|
Le PROLOGUE décrit la rencontre, sur les rives du lac aux Feuilles, du héros
avec son huard mythique qui sera son compagnon durant toute sa vie.
«Depuis ce jour, le huard, devenu son ami féerique, vint consoler ses heures
sombres et alors il l’entendait, en des rêves tourmentés, percer de son chant
funèbre la brume froide des premières lueurs de l’aube.»
Le premier chapitre, RÊVES, décrit la première enfance de Max, remplie de
l’insouciance et la félicité propres aux premiers pas dans la vie. Il y voit
débuter sa famille et développe son fort attachement à chacun de ses membres. Il
s’imprègne des qualités de ses parents et expérimente quelques déceptions qui le
préparent peu à peu aux dures réalités de la vie adulte. «Ce dernier s’excusa en
disant qu’il avait pris peur, comme un vrai cheval, en voyant une supposée
couleuvre apparaître soudainement. Le grand-père se jura bien de ne plus
l’atteler de sitôt… Quand un quêteux se pointait à la maison, même si on n’avait
pas d’argent à lui donner, il ne repartait pas bredouille. La mère le faisait
entrer et lui servait un gros bol de soupe chaude avec du pain de ménage. Jamais
un quêteux n’a été mal reçu. Max assimilait dans son esprit ces parcelles de
bonté humaine que lui transmettaient ses parents.»
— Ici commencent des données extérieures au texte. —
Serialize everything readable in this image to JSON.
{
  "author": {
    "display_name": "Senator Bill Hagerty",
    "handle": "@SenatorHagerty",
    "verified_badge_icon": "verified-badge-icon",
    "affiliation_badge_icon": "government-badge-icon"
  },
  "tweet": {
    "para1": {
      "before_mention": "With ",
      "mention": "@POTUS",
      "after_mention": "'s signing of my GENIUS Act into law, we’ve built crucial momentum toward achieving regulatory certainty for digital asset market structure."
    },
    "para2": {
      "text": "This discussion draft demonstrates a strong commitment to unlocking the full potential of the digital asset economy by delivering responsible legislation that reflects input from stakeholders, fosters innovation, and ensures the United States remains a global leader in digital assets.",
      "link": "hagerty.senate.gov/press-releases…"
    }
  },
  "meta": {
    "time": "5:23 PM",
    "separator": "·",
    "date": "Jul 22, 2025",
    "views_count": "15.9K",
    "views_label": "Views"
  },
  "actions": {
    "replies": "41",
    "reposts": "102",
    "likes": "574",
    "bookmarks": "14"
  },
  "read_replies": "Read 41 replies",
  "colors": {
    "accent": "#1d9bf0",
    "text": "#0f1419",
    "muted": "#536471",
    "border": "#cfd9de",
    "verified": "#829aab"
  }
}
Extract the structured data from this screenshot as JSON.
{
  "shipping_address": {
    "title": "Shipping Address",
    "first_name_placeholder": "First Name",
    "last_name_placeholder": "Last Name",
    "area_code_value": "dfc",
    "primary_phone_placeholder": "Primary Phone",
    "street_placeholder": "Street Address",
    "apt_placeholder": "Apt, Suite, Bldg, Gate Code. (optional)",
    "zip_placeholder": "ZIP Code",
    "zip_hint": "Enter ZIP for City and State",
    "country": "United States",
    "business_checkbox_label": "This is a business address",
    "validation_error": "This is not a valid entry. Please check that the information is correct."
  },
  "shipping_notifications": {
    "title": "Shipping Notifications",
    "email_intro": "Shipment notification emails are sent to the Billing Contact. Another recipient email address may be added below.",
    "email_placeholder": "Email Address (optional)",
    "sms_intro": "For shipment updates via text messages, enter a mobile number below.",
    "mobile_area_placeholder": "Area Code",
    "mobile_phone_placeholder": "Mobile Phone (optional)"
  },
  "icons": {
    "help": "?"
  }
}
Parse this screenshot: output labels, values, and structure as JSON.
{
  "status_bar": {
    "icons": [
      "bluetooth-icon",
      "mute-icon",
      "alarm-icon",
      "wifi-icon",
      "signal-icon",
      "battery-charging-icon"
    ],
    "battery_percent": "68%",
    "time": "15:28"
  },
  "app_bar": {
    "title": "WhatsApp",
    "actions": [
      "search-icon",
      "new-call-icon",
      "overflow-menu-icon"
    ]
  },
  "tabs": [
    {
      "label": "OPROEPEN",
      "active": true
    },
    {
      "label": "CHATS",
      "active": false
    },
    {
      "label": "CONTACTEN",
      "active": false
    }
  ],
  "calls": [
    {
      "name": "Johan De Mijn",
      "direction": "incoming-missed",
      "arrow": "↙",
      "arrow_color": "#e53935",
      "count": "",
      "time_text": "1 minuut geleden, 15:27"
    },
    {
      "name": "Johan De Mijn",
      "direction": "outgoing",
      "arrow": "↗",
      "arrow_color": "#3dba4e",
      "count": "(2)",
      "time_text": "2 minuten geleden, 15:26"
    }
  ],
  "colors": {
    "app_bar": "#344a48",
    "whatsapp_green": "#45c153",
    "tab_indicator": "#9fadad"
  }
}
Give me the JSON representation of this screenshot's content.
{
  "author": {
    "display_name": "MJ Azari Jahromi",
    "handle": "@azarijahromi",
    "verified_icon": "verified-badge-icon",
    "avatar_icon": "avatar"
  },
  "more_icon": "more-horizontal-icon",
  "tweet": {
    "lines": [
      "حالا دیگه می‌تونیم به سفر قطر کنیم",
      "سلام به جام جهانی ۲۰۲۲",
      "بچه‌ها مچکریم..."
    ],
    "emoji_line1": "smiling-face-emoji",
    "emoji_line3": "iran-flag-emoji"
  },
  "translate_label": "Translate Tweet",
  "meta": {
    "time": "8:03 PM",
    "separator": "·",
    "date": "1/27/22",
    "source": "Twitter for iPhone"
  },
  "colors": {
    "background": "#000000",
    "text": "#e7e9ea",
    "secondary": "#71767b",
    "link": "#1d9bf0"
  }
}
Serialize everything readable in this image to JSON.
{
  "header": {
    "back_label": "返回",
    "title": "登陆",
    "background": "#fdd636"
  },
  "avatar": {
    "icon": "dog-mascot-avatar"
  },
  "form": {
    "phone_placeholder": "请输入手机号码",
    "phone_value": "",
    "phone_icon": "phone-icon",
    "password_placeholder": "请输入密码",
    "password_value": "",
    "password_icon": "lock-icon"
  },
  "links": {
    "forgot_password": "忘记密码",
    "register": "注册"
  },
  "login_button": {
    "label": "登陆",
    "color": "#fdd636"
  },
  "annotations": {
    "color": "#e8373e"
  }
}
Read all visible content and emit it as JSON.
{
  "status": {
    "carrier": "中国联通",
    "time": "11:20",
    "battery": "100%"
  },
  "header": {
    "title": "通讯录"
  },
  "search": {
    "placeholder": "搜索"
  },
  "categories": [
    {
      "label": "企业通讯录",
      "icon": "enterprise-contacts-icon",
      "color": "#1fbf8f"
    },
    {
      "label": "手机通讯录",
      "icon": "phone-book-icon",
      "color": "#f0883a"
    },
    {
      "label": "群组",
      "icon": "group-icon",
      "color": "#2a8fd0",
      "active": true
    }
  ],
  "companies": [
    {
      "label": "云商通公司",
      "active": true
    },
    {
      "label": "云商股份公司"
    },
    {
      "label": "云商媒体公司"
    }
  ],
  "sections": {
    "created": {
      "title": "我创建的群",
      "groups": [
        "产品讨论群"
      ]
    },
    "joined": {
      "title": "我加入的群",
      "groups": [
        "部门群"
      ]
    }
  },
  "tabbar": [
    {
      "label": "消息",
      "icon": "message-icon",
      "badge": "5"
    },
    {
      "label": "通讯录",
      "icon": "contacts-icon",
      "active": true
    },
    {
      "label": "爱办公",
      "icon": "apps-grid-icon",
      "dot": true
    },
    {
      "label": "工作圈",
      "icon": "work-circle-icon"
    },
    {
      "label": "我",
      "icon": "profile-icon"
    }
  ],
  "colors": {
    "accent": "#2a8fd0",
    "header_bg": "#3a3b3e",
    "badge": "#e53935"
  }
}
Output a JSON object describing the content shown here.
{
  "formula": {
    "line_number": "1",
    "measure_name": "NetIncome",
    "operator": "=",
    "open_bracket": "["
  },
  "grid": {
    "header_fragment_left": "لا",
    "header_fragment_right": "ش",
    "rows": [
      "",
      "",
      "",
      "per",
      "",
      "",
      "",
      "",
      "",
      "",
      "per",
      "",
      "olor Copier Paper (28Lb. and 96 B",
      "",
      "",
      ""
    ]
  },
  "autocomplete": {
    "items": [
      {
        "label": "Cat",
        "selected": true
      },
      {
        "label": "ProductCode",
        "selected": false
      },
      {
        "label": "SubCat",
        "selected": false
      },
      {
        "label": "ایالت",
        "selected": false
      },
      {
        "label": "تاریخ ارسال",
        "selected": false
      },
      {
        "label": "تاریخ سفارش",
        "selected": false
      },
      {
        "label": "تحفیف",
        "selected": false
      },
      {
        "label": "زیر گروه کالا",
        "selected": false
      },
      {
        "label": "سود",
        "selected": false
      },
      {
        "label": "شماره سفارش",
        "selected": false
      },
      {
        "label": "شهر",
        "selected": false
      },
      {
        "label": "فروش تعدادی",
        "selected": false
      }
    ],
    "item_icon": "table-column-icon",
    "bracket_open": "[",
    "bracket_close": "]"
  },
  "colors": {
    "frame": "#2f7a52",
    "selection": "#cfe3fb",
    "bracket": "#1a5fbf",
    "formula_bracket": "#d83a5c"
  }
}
Le deuxième chapitre, LUMINEUSES, raconte sa préadolescence avec ses premiers
pas à l’école, ses premiers deuils, ses premières expériences de l’autorité du
père, le contraintes détestables résultant de leur impécuniosité, l’aura de
mystère entourant les enseignants en particulier les religieuses qu’il trouvait
en même temps attachantes, les exigences de la religion, son attirance profonde
pour la nature et pour la découverte, son esprit aventureux, les us et coutumes
de l’époque, l’éveil de sa sexualité, la découverte de son amour des livres, la
bonté qui se cache chez les gens, son intérêt concernant le déroulement de la
guerre, son flirt inconscient avec la mort, et les premiers affronts subis. «On
leur décrivait ce lieu terrifiant rempli de démons noirs et cornus piquant le
derrière des damnés, avec leurs fourches acérées, dans une mer de feu… Le bébé,
une fille, naquit le 6 décembre. L’enfant fut baptisée le 8 décembre, du nom de
Marie, Réjane. Le lendemain, le 9 décembre, elle mourait. Elle n’avait que trois
jours. C’était aussi le jour des huit ans de Max. Ce dernier garda pour toujours
le souvenir de ce soir d’hiver du 10 décembre 1940 où, sur la table de cuisine,
reposait le petit cercueil recouvert de satin blanc moiré… C’était, à perte de
vue, une mer de forêts et de lacs aux splendides teintes de vert et de bleu,
baignant dans la lumière éclatante du soleil d’été… Mais il craignait de bouger,
de peur de déclancher soudainement son agonie. Après un long moment et sentant
que la vessie allait lui éclater, il se résigna : - Allons pisser, je mourrai
après !... Il se produisit alors un phénomène que les deux compères n’oublieront
jamais de toute leur vie. La balle frappa la broche qui se tendit au maximum
sans se briser et, catapultée par celle-ci, revint à la vitesse de l’éclair
entre les deux yeux d’Howie… Soudain, au portique de sortie, écrasé sur les
montants et les yeux fermés, Max sentit le frôlement des poutres sur ses
vêtements. Un pouce de plus et il était réduit en bouillie comme un jambon passé
au moulin à viande. Mais la mort, encore une fois, n’était pas au rendez-vous.»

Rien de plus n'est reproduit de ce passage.